• [^] # Re: Comment on voit la loi à l'étranger

    Posté par . En réponse à la dépêche Le projet de loi DADVSI adopté. Évalué à 3.

    Je me demande si Apple ne table pas sur une communautarisation rapide du droit d'auteur sur la musique. La commission européenne a lancé une procédure d'enquête sur la copie privée et sa rémunération dont le but est semble-t-il est de pousser à la suppression de la rémunération de la copie privée (ou en tout cas de la rémunération pour copie privée) et pour promouvoir des Sociétés européennes d'auteurs. Aujourd'hui quand une radio italienne passe un morceau de notre Johny national, elle verse les droits à la société italienne d'auteurs qui une fois par an apure ses comptes avec la SACEM, qui ensuite reverse l'argent à Johny. L'idée de la commission serait de promouvoir un nombre limité de plateformes paneuropéennes de collecte et de redistribution de droits d'auteurs et Itunes négocierait directement avec ces plateformes. Apple et les autres espèrent certainement un traitement plus "business friendly" du législateur européen. Le but de la Commission est clair c'est accroître son pouvoir en européanisant un domaine auparavant réglé par des accords inter-étatiques. Ils ont essayé de faire la même chose avec les brevets avec le même type d'argumentation.

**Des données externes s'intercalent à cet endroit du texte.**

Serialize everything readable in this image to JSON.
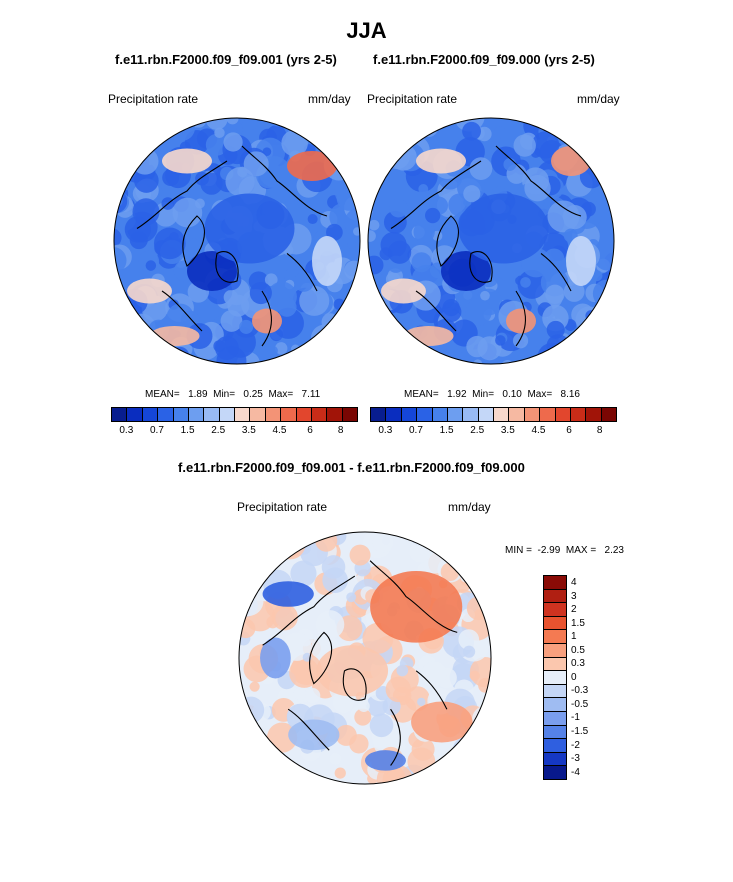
{
  "page": {
    "title": "JJA"
  },
  "chart_data": [
    {
      "type": "heatmap",
      "projection": "polar-stereographic",
      "title": "f.e11.rbn.F2000.f09_f09.001 (yrs 2-5)",
      "left_label": "Precipitation rate",
      "right_label": "mm/day",
      "stats": {
        "mean_label": "MEAN=",
        "mean": "1.89",
        "min_label": "Min=",
        "min": "0.25",
        "max_label": "Max=",
        "max": "7.11"
      },
      "colorbar": {
        "orientation": "horizontal",
        "tick_labels": [
          "0.3",
          "0.7",
          "1.5",
          "2.5",
          "3.5",
          "4.5",
          "6",
          "8"
        ],
        "levels": [
          0.2,
          0.3,
          0.5,
          0.7,
          1,
          1.5,
          2,
          2.5,
          3,
          3.5,
          4,
          4.5,
          5,
          6,
          7,
          8
        ]
      }
    },
    {
      "type": "heatmap",
      "projection": "polar-stereographic",
      "title": "f.e11.rbn.F2000.f09_f09.000 (yrs 2-5)",
      "left_label": "Precipitation rate",
      "right_label": "mm/day",
      "stats": {
        "mean_label": "MEAN=",
        "mean": "1.92",
        "min_label": "Min=",
        "min": "0.10",
        "max_label": "Max=",
        "max": "8.16"
      },
      "colorbar": {
        "orientation": "horizontal",
        "tick_labels": [
          "0.3",
          "0.7",
          "1.5",
          "2.5",
          "3.5",
          "4.5",
          "6",
          "8"
        ],
        "levels": [
          0.2,
          0.3,
          0.5,
          0.7,
          1,
          1.5,
          2,
          2.5,
          3,
          3.5,
          4,
          4.5,
          5,
          6,
          7,
          8
        ]
      }
    },
    {
      "type": "heatmap",
      "projection": "polar-stereographic",
      "title": "f.e11.rbn.F2000.f09_f09.001 - f.e11.rbn.F2000.f09_f09.000",
      "left_label": "Precipitation rate",
      "right_label": "mm/day",
      "stats": {
        "min_label": "MIN =",
        "min": "-2.99",
        "max_label": "MAX =",
        "max": "2.23"
      },
      "colorbar": {
        "orientation": "vertical",
        "tick_labels": [
          "4",
          "3",
          "2",
          "1.5",
          "1",
          "0.5",
          "0.3",
          "0",
          "-0.3",
          "-0.5",
          "-1",
          "-1.5",
          "-2",
          "-3",
          "-4"
        ]
      }
    }
  ],
  "colors": {
    "abs_scale": [
      "#081d8f",
      "#0a2dbf",
      "#1546d8",
      "#2a62e6",
      "#4681ec",
      "#6d9ef0",
      "#98baf4",
      "#c4d7f8",
      "#f7d8cc",
      "#f6b9a2",
      "#f39376",
      "#ee6a4c",
      "#e2462d",
      "#c92c18",
      "#a11408",
      "#7a0603"
    ],
    "diff_scale": [
      "#8a0b06",
      "#b01f12",
      "#cf3320",
      "#e8532f",
      "#f47a52",
      "#f8a07e",
      "#fbc7ae",
      "#e6eef9",
      "#c4d6f6",
      "#9fbcf2",
      "#7a9eee",
      "#5582e8",
      "#2f5fe0",
      "#1538c4",
      "#08198c"
    ],
    "coastline": "#000000"
  }
}
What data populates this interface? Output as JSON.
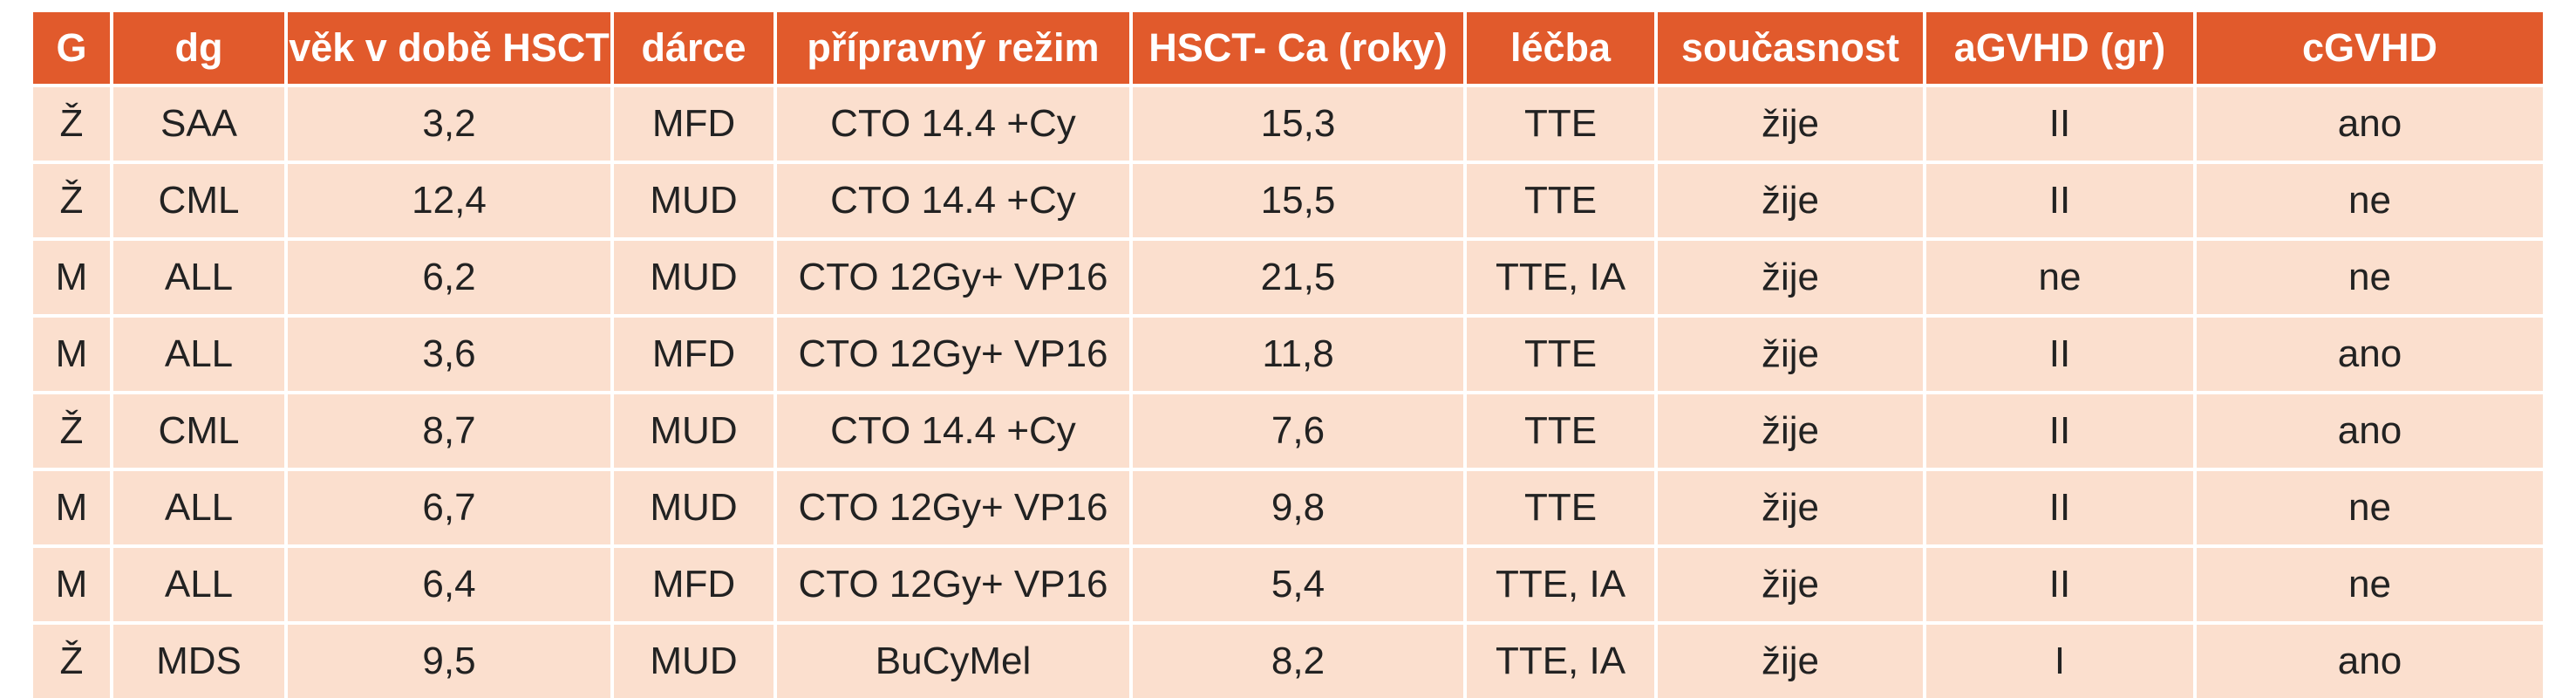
{
  "table": {
    "headers": [
      "G",
      "dg",
      "věk v době HSCT",
      "dárce",
      "přípravný režim",
      "HSCT- Ca (roky)",
      "léčba",
      "současnost",
      "aGVHD (gr)",
      "cGVHD"
    ],
    "rows": [
      [
        "Ž",
        "SAA",
        "3,2",
        "MFD",
        "CTO 14.4 +Cy",
        "15,3",
        "TTE",
        "žije",
        "II",
        "ano"
      ],
      [
        "Ž",
        "CML",
        "12,4",
        "MUD",
        "CTO 14.4 +Cy",
        "15,5",
        "TTE",
        "žije",
        "II",
        "ne"
      ],
      [
        "M",
        "ALL",
        "6,2",
        "MUD",
        "CTO 12Gy+ VP16",
        "21,5",
        "TTE, IA",
        "žije",
        "ne",
        "ne"
      ],
      [
        "M",
        "ALL",
        "3,6",
        "MFD",
        "CTO 12Gy+ VP16",
        "11,8",
        "TTE",
        "žije",
        "II",
        "ano"
      ],
      [
        "Ž",
        "CML",
        "8,7",
        "MUD",
        "CTO 14.4 +Cy",
        "7,6",
        "TTE",
        "žije",
        "II",
        "ano"
      ],
      [
        "M",
        "ALL",
        "6,7",
        "MUD",
        "CTO 12Gy+ VP16",
        "9,8",
        "TTE",
        "žije",
        "II",
        "ne"
      ],
      [
        "M",
        "ALL",
        "6,4",
        "MFD",
        "CTO 12Gy+ VP16",
        "5,4",
        "TTE, IA",
        "žije",
        "II",
        "ne"
      ],
      [
        "Ž",
        "MDS",
        "9,5",
        "MUD",
        "BuCyMel",
        "8,2",
        "TTE, IA",
        "žije",
        "I",
        "ano"
      ]
    ]
  },
  "colors": {
    "header_bg": "#e15a2c",
    "row_bg": "#fbdfce"
  }
}
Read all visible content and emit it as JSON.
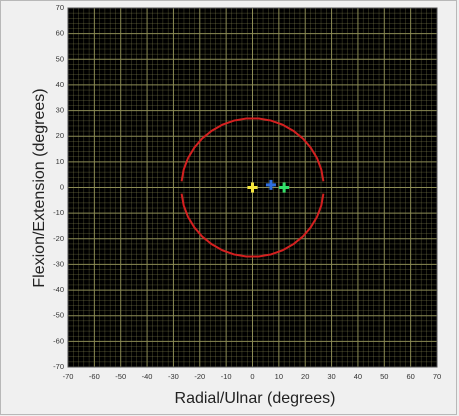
{
  "chart_data": {
    "type": "scatter",
    "xlabel": "Radial/Ulnar (degrees)",
    "ylabel": "Flexion/Extension (degrees)",
    "xlim": [
      -70,
      70
    ],
    "ylim": [
      -70,
      70
    ],
    "xticks": [
      -70,
      -60,
      -50,
      -40,
      -30,
      -20,
      -10,
      0,
      10,
      20,
      30,
      40,
      50,
      60,
      70
    ],
    "yticks": [
      -70,
      -60,
      -50,
      -40,
      -30,
      -20,
      -10,
      0,
      10,
      20,
      30,
      40,
      50,
      60,
      70
    ],
    "grid": true,
    "background": "#000000",
    "grid_color": "#8c8c55",
    "series": [
      {
        "type": "line",
        "color": "#d42020",
        "x": [
          26.9,
          26.1,
          24.5,
          22.1,
          19.1,
          15.5,
          11.4,
          7.0,
          2.4,
          -2.4,
          -7.0,
          -11.4,
          -15.5,
          -19.1,
          -22.1,
          -24.5,
          -26.1,
          -26.9,
          null,
          -26.9,
          -26.1,
          -24.5,
          -22.1,
          -19.1,
          -15.5,
          -11.4,
          -7.0,
          -2.4,
          2.4,
          7.0,
          11.4,
          15.5,
          19.1,
          22.1,
          24.5,
          26.1,
          26.9
        ],
        "y": [
          2.4,
          7.0,
          11.4,
          15.5,
          19.1,
          22.1,
          24.5,
          26.1,
          26.9,
          26.9,
          26.1,
          24.5,
          22.1,
          19.1,
          15.5,
          11.4,
          7.0,
          2.4,
          null,
          -2.4,
          -7.0,
          -11.4,
          -15.5,
          -19.1,
          -22.1,
          -24.5,
          -26.1,
          -26.9,
          -26.9,
          -26.1,
          -24.5,
          -22.1,
          -19.1,
          -15.5,
          -11.4,
          -7.0,
          -2.4
        ]
      },
      {
        "type": "marker",
        "color": "#f5e63c",
        "x": [
          0
        ],
        "y": [
          0
        ]
      },
      {
        "type": "marker",
        "color": "#2f6fe0",
        "x": [
          7
        ],
        "y": [
          1
        ]
      },
      {
        "type": "marker",
        "color": "#33e06a",
        "x": [
          12
        ],
        "y": [
          0
        ]
      }
    ]
  }
}
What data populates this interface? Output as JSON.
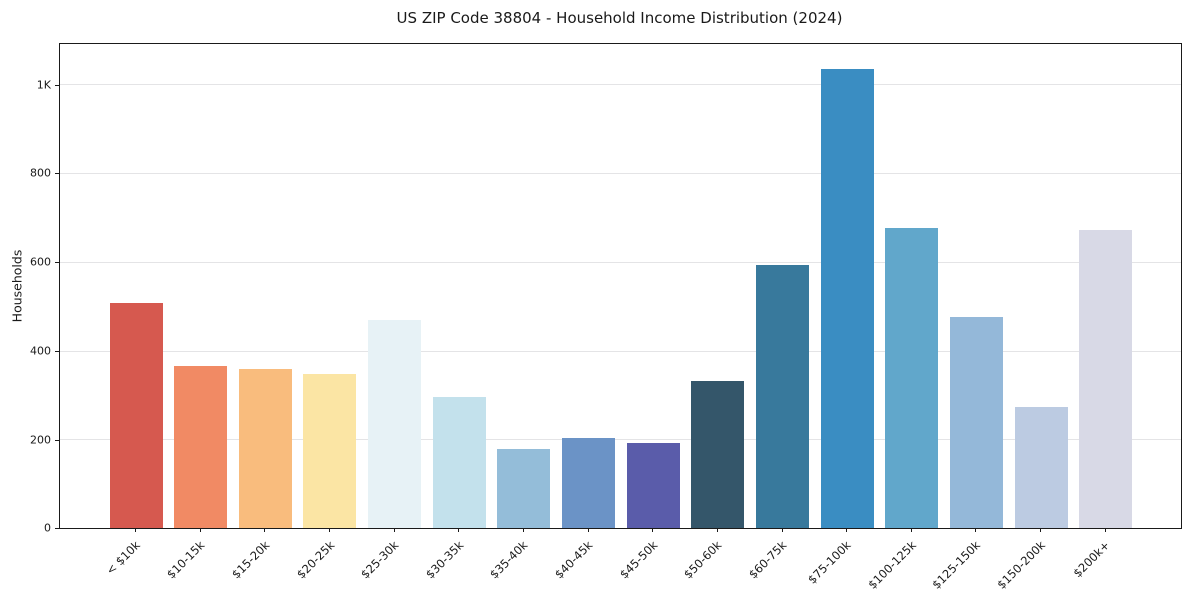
{
  "title": "US ZIP Code 38804 - Household Income Distribution (2024)",
  "colors": {
    "background": "#ffffff",
    "spine": "#1a1a1a",
    "grid": "#e4e4e6",
    "text": "#1a1a1a"
  },
  "chart_data": {
    "type": "bar",
    "title": "US ZIP Code 38804 - Household Income Distribution (2024)",
    "xlabel": "",
    "ylabel": "Households",
    "categories": [
      "< $10k",
      "$10-15k",
      "$15-20k",
      "$20-25k",
      "$25-30k",
      "$30-35k",
      "$35-40k",
      "$40-45k",
      "$45-50k",
      "$50-60k",
      "$60-75k",
      "$75-100k",
      "$100-125k",
      "$125-150k",
      "$150-200k",
      "$200k+"
    ],
    "values": [
      507,
      365,
      358,
      348,
      470,
      296,
      178,
      203,
      192,
      332,
      593,
      1034,
      677,
      476,
      273,
      672
    ],
    "bar_colors": [
      "#d6594f",
      "#f18a64",
      "#f9bc7d",
      "#fbe5a4",
      "#e7f2f6",
      "#c3e1ec",
      "#94bdd9",
      "#6b93c6",
      "#5a5caa",
      "#34566a",
      "#38799c",
      "#3a8dc2",
      "#61a7cb",
      "#94b8d9",
      "#bccbe2",
      "#d8d9e6"
    ],
    "ylim": [
      0,
      1091
    ],
    "yticks": [
      {
        "value": 0,
        "label": "0"
      },
      {
        "value": 200,
        "label": "200"
      },
      {
        "value": 400,
        "label": "400"
      },
      {
        "value": 600,
        "label": "600"
      },
      {
        "value": 800,
        "label": "800"
      },
      {
        "value": 1000,
        "label": "1K"
      }
    ],
    "grid": "horizontal",
    "legend": "none"
  }
}
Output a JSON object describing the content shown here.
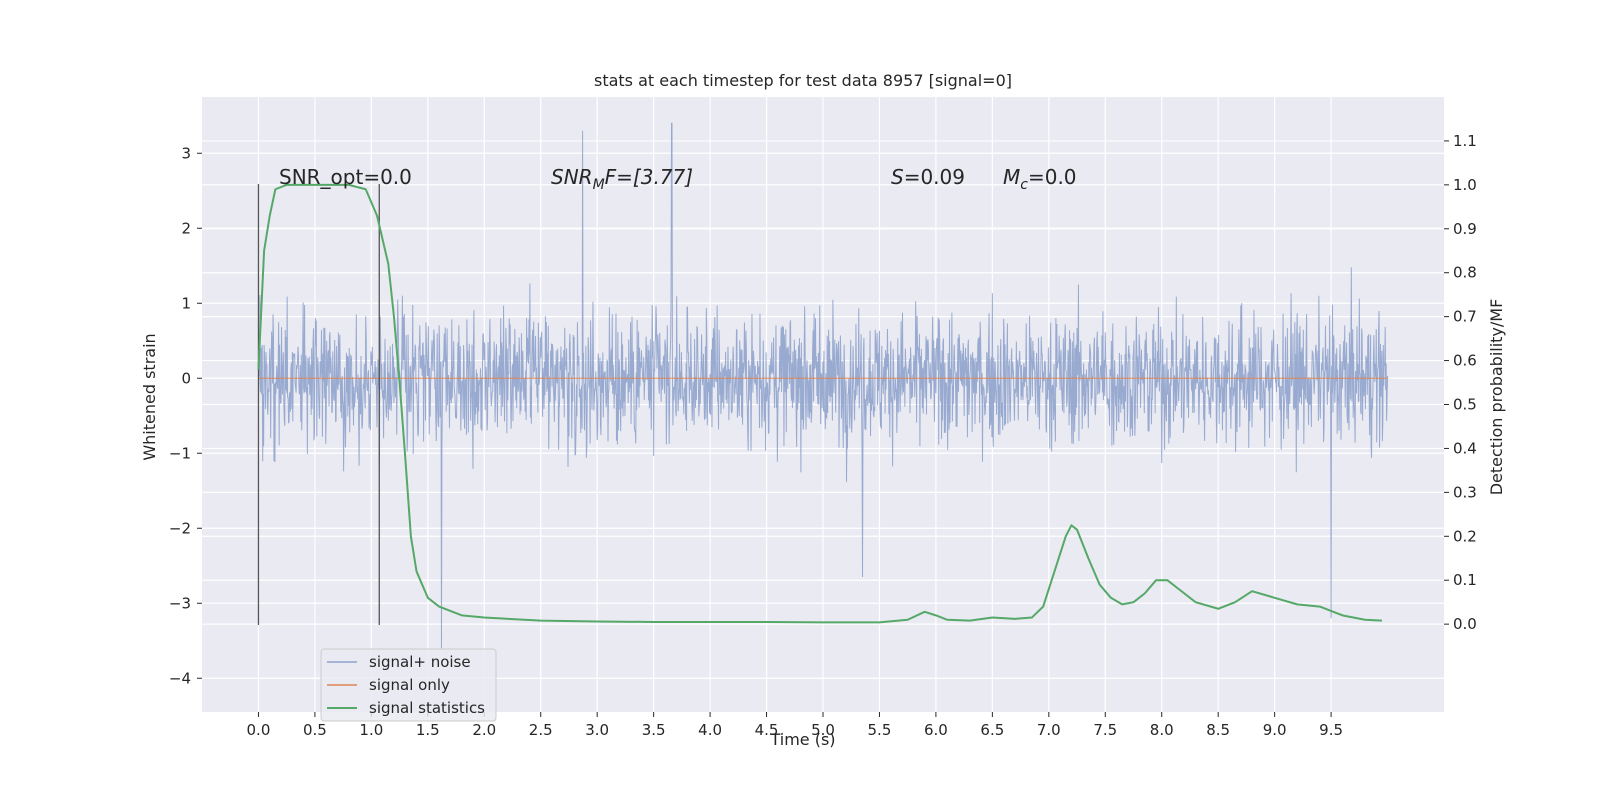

    Les SACEM et SACD vont hurler comme des gorets à l'approche de l'abattoir car si une telle évolution a lieu c'est leur mort assurée. Ils vont tenir un discours d'un nouveau style : défendons le droit à la copie privée française. Notre droit moral des auteurs est fondamental, non au méchant copyright anglo-saxon. L'interopérabilité "à la française" va devenir paradoxalement une arme dans leur défense contre le nivellement bruxellois. Ils vont retomber dans leur ronron habituel sur l'exception culturelle française pour défendre leurs prébendes.